L’Europa di un secolo fa: inquieta, agitata, invelenita. Da una parte la percorrono formidabili movimenti sociali che dal basso rivendicano uguaglianza, giustizia, una vita degna di essere vissuta per milioni e milioni di uomini e donne da sempre mantenuti negli abissi della storia; dall’altra elites egoiste e gelose dei propri privilegi orientano verso i miti irrazionalistici della razza, del sangue, della potenza settori sempre più ampi delle classi medie. In un continente che conosceva già le asprezze della lotta di classe e la perenne tensione indotta dai nazionalismi e dagli sciovinismi, si consuma la rottura con il razionale e ordinato mondo del XIX secolo, mentre il XX si preannuncia cupo, ansioso, denso di motivi di allarme e preoccupazione: quella della Belle Epoque fu una società che visse inconsapevolmente su un campo minato” (P. Morand). L’Europa, rivelatasi capace di estendere il proprio dominio su tutto il pianeta forte di un modello politico e culturale senza precedenti, culla della rivoluzione industriale e di straordinarie innovazioni tecnologiche, era la stessa che preparava in maniera sotterranea la grande carneficina della guerra. In questo inizio secolo così angosciato non furono pochi gli scrittori che tentarono di definire in direzione del futuro alcune possibili vie d’uscita dalle angustie del presente.
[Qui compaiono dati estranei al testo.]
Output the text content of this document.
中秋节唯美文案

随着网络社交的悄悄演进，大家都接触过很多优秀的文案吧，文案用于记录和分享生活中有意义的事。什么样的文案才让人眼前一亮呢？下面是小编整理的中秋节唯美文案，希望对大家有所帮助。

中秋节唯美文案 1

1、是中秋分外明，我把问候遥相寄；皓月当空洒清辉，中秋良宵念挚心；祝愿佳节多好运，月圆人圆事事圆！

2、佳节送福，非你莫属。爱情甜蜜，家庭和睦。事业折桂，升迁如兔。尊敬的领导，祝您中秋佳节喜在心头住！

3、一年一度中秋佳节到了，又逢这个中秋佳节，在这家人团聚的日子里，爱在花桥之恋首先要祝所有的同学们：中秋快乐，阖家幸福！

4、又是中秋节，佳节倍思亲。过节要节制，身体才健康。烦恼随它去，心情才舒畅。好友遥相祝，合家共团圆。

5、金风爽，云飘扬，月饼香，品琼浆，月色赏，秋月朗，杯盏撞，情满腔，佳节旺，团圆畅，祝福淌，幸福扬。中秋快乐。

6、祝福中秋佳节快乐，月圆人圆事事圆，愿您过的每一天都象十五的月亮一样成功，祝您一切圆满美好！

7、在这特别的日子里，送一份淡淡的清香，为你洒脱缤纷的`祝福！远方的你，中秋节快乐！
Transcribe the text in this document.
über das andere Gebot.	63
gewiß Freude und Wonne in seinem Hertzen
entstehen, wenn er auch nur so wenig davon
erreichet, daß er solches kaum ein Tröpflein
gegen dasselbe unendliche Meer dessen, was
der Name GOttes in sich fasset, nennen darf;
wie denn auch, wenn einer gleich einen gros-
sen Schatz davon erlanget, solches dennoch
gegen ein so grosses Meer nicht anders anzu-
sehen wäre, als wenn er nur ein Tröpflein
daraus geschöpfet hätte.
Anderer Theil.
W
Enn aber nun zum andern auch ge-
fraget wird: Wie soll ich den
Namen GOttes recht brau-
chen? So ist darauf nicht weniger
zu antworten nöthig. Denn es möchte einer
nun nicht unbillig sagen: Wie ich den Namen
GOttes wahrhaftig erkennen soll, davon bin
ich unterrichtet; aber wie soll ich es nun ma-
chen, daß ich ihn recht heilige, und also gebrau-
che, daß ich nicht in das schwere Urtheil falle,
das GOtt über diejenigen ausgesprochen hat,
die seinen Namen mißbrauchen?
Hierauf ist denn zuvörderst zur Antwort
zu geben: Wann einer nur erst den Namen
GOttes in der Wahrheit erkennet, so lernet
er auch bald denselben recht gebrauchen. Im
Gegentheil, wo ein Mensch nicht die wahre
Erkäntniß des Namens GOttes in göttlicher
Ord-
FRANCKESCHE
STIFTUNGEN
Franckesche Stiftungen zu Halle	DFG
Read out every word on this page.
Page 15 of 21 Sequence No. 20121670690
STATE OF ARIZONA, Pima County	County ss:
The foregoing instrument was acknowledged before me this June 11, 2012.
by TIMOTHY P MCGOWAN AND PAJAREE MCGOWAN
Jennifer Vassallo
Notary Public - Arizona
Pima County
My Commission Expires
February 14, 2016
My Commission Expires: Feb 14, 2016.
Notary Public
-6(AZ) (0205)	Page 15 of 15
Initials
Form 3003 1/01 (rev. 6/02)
Forse è in questa chiave che si può spiegare la straordinaria fioritura che il romanzo utopistico, ovvero la uno straordinario mix di invenzioni letterarie tra fantasy, satira politica e allegoria sociale, conobbe lungo tutto il trentennio precedente lo scoppio del primo, grande conflitto mondiale.
Jules Verne e Theodor Hertzke, T. R. Stockton e F.A. Fawkes, Paolo Mantegazza e George Gissing non si stancarono in questi anni di battere i sentieri dell’avvenire, cercando, sia pure in chiave romanzesca, di diradarne le nebbie e individuare i lineamenti di un domani possibile e umano, oppure mettere in guardia contro una sua possibile disumanità.

Wells e il socialismo

Tra tutti coloro che si cimentarono con le tematiche avveniristiche, per consapevolezza filosofica, per passione argomentativa, per forza di stile e capacità d’evocazione spicca l’inglese Herbert George Wells, il celeberrimo autore della Macchina del tempo, 1895, dell’Uomo invisibile, 1897, della Guerra dei mondi, 1898, solo per citare i suoi libri più letti e famosi…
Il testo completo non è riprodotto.